De retour devant l'hôtel Jean Claude décide que même après un vol de nuit Las Vegas sans voir le Strip depuis la terre ferme n'est pas Las Vegas. Nous voilà donc partis en taxi au centre ville, où cette fois nous pouvons admirer la débauche de lumière depuis le sol. De temps en temps notre regard se perd sur les avions et les hélicoptères qui continuent de parcourir le ciel. Mais un gargantuesque buffet nous remet défi-nitivement les pieds sur terre et sans avoir gagné des millions de dollars mais avec des millions de souvenirs, nous regagnons notre hôtel pour une nuit bien méritée. Las Vegas - Grand Canyon - Bryce Canyon - Lake Powell Ce matin Pierre Henri n'a même pas entendu son réveil, il est 7:30 et le rendez-vous est à 7:30. Douche à la vitesse grand V et les deux compères se retrouvent pour le petit déjeuner. Il faut savoir que l'entrée des hôtels de Las Vegas se fait évidemment par les machines à sous et les jeux et ce n'est qu'après avoir traversé de nombreuses salles que l'on trouve au fond du bâtiment l'hôtel lui-même. Et bien à 7h du matin il y a toujours... ou encore.... des joueurs en pleine activité et scotchés devant leurs bandits manchots.

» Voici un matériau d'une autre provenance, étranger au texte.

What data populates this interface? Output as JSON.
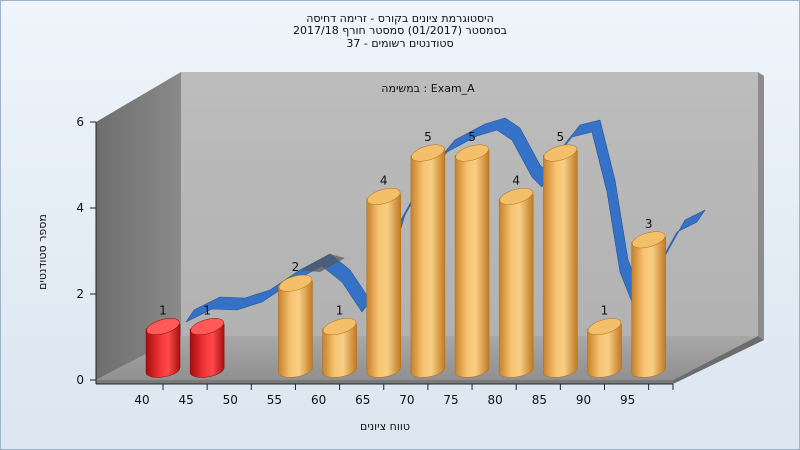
{
  "chart_data": {
    "type": "bar",
    "title_lines": [
      "היסטוגרמת ציונים בקורס - זרימה דחיסה",
      "בסמסטר  (01/2017)  סמסטר חורף  2017/18",
      "סטודנטים רשומים - 37"
    ],
    "subtitle": "במשימה : Exam_A",
    "xlabel": "טווח ציונים",
    "ylabel": "מספר סטודנטים",
    "x_tick_labels": [
      "40",
      "45",
      "50",
      "55",
      "60",
      "65",
      "70",
      "75",
      "80",
      "85",
      "90",
      "95"
    ],
    "categories": [
      "40",
      "45",
      "55",
      "60",
      "65",
      "70",
      "75",
      "80",
      "85",
      "90",
      "95"
    ],
    "values": [
      1,
      1,
      2,
      1,
      4,
      5,
      5,
      4,
      5,
      1,
      3
    ],
    "data_labels": [
      "1",
      "1",
      "2",
      "1",
      "4",
      "5",
      "5",
      "4",
      "5",
      "1",
      "3"
    ],
    "bar_colors": [
      "#e02020",
      "#e02020",
      "#f0b050",
      "#f0b050",
      "#f0b050",
      "#f0b050",
      "#f0b050",
      "#f0b050",
      "#f0b050",
      "#f0b050",
      "#f0b050"
    ],
    "ylim": [
      0,
      6
    ],
    "y_ticks": [
      "0",
      "2",
      "4",
      "6"
    ],
    "curve_color": "#2f6fc8",
    "grid": false,
    "legend": "none"
  }
}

Nous voilà déjà clear for take-off pour de nouvelles aventures. Nous commençons par refaire la Showboat departure de jour, c'est définitivement moins impressionnant et cap à l'est pour s'approcher du Grand Canyon. Il y a de très nombreux trafics pour les vols "sight-seeing" de Vegas au Grand Canyon et nous demandons un flight following. Et ça marche autrement que sur certaines fréquences
de pays voisins... Un "vector for trafic turn 10 degree left"
un "suggest to climb to 10'000ft (nous étions à 9500ft)
for traffic avoidance" ça roule comme sur du papier à
musique malgré un trafic intense. Nous faisons donc deux traversées du grand Canyon, qui se passent de tout commentaire, c'est encore et toujours fabuleux.
Nous approchons du terrain de Grand Canyon (où il y a 15 ans Pierre Henri décollait avec sa femme et sa fille pour un vol local, si à l'époque il avait imaginé y retourner aux commandes d'une machine!) Une très jolie approche sur ce terrain bordé
de forêts, et comme toujours le service est là. On nous
conduit gracieusement à la ville (si on peut appeler cela une
ville) mais où nous mangerons une super plat mexicain. D'ailleurs
les turbulences de l'après-midi le rappelleront à notre
bon souvenir. Après une nouvelle traversée du Grand Canyon il faut environ 1 heure de vol pour rejoindre Bryce Canyon. Un nuage bien noir juste devant nous permet de nettoyer le pare-brise et derrière, les sculptures de Bryce Canyon se découvrent sous le soleil. Ce site est très différent de ce que nous avons vu le matin. Le côté gigantesque et majestueux du Grand Canyon est remplacé par de fines dentelles blanches et ocres. Nous effectuons un atterrissage juste pour le plaisir de poser sur le terrain de Bryce Canyon et repartons vers le Sud pour rejoindre le Lake Powell. Il est passé 4 heures, les couleurs chaudes et l’éclairage rasant de la fin de l'après-midi magnifient encore plus les formes les plus originales sur ce désert déchiré.
Après 30 minutes de vol, le lac Powell surgit au loin. Ces contours tortueux (en calculant la longueur de ses rives, le contour du lac fait plus de trois mille kilomètres), et cet éclairage de début de soirée nous permet d'admirer ce lac et ses rives grandioses. Nous resterions bien des heures à admirer ces paysages, mais terminons la descente vers l'aérodrome de Page au bout du lac. Le service est comme à son habitude très attentionné. On nous attache l'avion, nous amène au terminal dans une petite voiture électrique, et on nous transporte à notre hôtel dans le shuttle de l'aviation générale. Et pour ce service, il suffit de faire le plein ! La journée se termine par un resto chinois absolument quelconque.